Eventually I found a solution on a website dedicated to python tutorials and recipes. Finally got this working after all the mess and got to applying this stuff.

Automatic summarization of my own website

I produced the following script to perform automatic summarization on my website:

#!/usr/bin/env python3
from transformers import T5Tokenizer, T5ForConditionalGeneration, T5Config
import torch
import os, sys
import subprocess
import time

blog_directory = "/location/to/your/blog"
blog_entries = blog_directory + "/www/entries"

def all_entries(entries):
    for path, dirs, files in os.walk(entries):
        name = os.path.relpath(path, entries)
        if name.count('/') == 3:
            yield path

def stale(dst, src):
    if os.path.exists(dst):
        return os.path.get_mtime(dst) < os.path.get_mtime(src)
    else:
        return True

model = T5ForConditionalGeneration.from_pretrained("t5-small").cuda()
tokenizer = T5Tokenizer.from_pretrained("t5-small")
device = torch.device('cuda')

for path in list(all_entries(blog_entries)):
    autosummary = os.path.join(path, "summary.auto")
    md_index = os.path.join(path, "index.md")
    if not stale(autosummary, md_index):
        continue
    with subprocess.Popen(["python2",
                           os.path.join(blog_directory, "tools/paragraphs.py"),
                           md_index],
                          stdout=subprocess.PIPE) as pop:
        article = pop.stdout.read().decode('utf-8')
    inputs = tokenizer.encode("summarize: " + article,
                return_tensors="pt", max_length=512, truncation=True).to(device)
    outputs = model.generate(
        inputs, 
        max_length=200, 
        min_length=50, 
        length_penalty=2.0, 
        num_beams=4) 
        #early_stopping=True)
    summary = tokenizer.decode(outputs[0])
    print("-"*len(path))
    print(path)
    print("-"*len(path))
    print(summary)
    with open(autosummary, "w") as fd:
        fd.write(summary + "\n")

This script is different from the one on the website only slightly:

  1. It's enabling cuda processing (and required me to update my graphics card drivers). Look up the .cuda() and .to(device) in the code.
  2. It's picking up a small model, t5-small, because were it any bigger it wouldn't fit to run on my GPU.
  3. "early stopping" is disabled because the longer summaries felt better.

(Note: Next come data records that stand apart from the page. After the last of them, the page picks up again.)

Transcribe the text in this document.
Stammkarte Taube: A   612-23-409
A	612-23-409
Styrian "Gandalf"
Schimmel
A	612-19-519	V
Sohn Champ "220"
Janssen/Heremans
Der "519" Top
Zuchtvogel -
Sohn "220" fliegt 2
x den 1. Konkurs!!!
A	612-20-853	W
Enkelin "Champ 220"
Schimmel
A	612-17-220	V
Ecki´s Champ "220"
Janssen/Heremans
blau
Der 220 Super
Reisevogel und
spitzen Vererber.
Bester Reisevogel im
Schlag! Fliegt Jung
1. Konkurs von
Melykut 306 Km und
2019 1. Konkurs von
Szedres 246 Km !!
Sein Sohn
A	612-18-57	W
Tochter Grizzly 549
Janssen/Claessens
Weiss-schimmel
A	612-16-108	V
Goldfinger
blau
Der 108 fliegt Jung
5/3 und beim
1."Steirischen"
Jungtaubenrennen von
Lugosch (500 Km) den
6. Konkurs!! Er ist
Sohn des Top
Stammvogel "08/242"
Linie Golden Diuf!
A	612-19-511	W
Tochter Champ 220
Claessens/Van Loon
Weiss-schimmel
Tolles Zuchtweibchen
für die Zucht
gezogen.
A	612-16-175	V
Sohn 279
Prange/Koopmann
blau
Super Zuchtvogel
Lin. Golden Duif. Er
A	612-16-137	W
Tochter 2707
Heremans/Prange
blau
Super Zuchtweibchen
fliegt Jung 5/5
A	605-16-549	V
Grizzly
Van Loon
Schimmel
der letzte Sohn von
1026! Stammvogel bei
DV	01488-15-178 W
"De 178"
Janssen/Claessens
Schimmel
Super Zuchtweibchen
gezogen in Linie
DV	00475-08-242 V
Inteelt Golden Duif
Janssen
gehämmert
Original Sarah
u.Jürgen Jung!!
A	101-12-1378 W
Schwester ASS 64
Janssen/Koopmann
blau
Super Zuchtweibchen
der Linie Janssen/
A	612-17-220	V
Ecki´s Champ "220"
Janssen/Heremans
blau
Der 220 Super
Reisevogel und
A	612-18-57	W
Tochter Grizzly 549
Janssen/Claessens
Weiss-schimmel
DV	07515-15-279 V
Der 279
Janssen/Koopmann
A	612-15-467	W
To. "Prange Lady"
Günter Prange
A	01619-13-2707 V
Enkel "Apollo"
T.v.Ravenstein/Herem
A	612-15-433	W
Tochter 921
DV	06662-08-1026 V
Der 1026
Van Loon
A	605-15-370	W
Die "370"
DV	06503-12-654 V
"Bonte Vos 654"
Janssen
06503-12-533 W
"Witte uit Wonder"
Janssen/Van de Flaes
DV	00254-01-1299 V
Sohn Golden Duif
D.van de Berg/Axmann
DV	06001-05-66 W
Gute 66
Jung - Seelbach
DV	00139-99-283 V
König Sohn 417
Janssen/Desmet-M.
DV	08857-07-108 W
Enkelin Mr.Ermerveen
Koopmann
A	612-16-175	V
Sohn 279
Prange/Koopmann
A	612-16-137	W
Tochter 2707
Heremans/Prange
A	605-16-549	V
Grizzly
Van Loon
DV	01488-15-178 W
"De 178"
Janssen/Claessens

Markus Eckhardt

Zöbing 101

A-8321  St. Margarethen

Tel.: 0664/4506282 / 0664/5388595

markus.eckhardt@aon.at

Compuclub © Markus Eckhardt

There's one hilarious things to highlight there. First of all I wrote a python2 script so I don't need to learn more new stuff.

from markdown2 import markdown
from bs4 import BeautifulSoup, Tag
import sys

def markdown_soup(path):
    with open(path) as fd:
        soup = BeautifulSoup(markdown(fd.read()), "lxml")
        return soup.body

article = markdown_soup(sys.argv[1])
foo = [p.get_text().encode('utf-8').replace('\n', ' ') for p in article.find_all("p")]
print("\n".join(foo))

Thanks to this modification I can construct a page to my blog that contains a short summary from each post, even for posts that don't originally have such a summary. In addition to that, I get automatic summaries for new posts I write, and I can decide whether to write a replacement for them.

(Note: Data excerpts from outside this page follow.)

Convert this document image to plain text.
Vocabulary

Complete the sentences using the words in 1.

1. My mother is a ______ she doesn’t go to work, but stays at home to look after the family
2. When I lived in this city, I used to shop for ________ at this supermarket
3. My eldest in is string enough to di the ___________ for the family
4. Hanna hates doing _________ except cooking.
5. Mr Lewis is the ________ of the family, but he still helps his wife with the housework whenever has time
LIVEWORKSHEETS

General summarization server

When I'm running the summarizer on the GPU, it's much faster but it takes considerable time for the model to initialize itself.

Therefore it's convenient to hook it up to a server! Here's a script that drops a summarizer behind an unix socket.

#!/usr/bin/env python3
from transformers import T5Tokenizer, T5ForConditionalGeneration, T5Config
import torch
import socket, os

sock_path = "/tmp/summarizer.sock"

def recv_all(the_socket):
    block = bytearray(8192)
    total_data=[]
    while True:
        count = the_socket.recv_into(block, 0)
        if count == 0: break
        total_data.append(bytes(block[:count]))
    return b''.join(total_data).decode('utf-8')

sock = socket.socket(socket.AF_UNIX, socket.SOCK_STREAM)
sock.bind(sock_path)
try:
    sock.listen(50)

    model = T5ForConditionalGeneration.from_pretrained("t5-small").cuda()
    tokenizer = T5Tokenizer.from_pretrained("t5-small")
    device = torch.device('cuda')

    while True:
        connection, client_address = sock.accept()
        article = recv_all(connection)
        inputs = tokenizer.encode("summarize: " + article,
            return_tensors="pt", max_length=512, truncation=True).to(device)
        outputs = model.generate(
            inputs, 
            max_length=200, 
            min_length=50, 
            length_penalty=2.0, 
            num_beams=4) 
            #early_stopping=True)
        summary = tokenizer.decode(outputs[0])
        connection.sendall(summary.encode('utf-8'))
        connection.close()
except KeyboardInterrupt:
    sock.close()
finally:
    os.unlink(sock_path)

You can connect to the mentioned socket with nc -NU /tmp/summarizer.sock, type in the stuff, CTRL+D and then receive the result. This is useful to call from Vim for instance.

Conclusion

Still one thing. If any of the scripts give you future warnings, you can ignore them with this:

import warnings
warnings.simplefilter(action='ignore', category=FutureWarning)

Overall I really like that have some NLP goodness at hand now. To get an idea of what I got an access to, here's the summary I get for this post for instance.

The huggingface transformers -library is a state-of-the-art NLP toolkit. it provides pretrained models to perform various tasks such as text classification, translation and summarization. it runs on Python3, great, that's just the curveball that I needed when I thought I was going to greatly reduce the use of this language in my projects. I found the documentation fairly extensive but lousy when it comes to trying to explain how you're supposed to use this library.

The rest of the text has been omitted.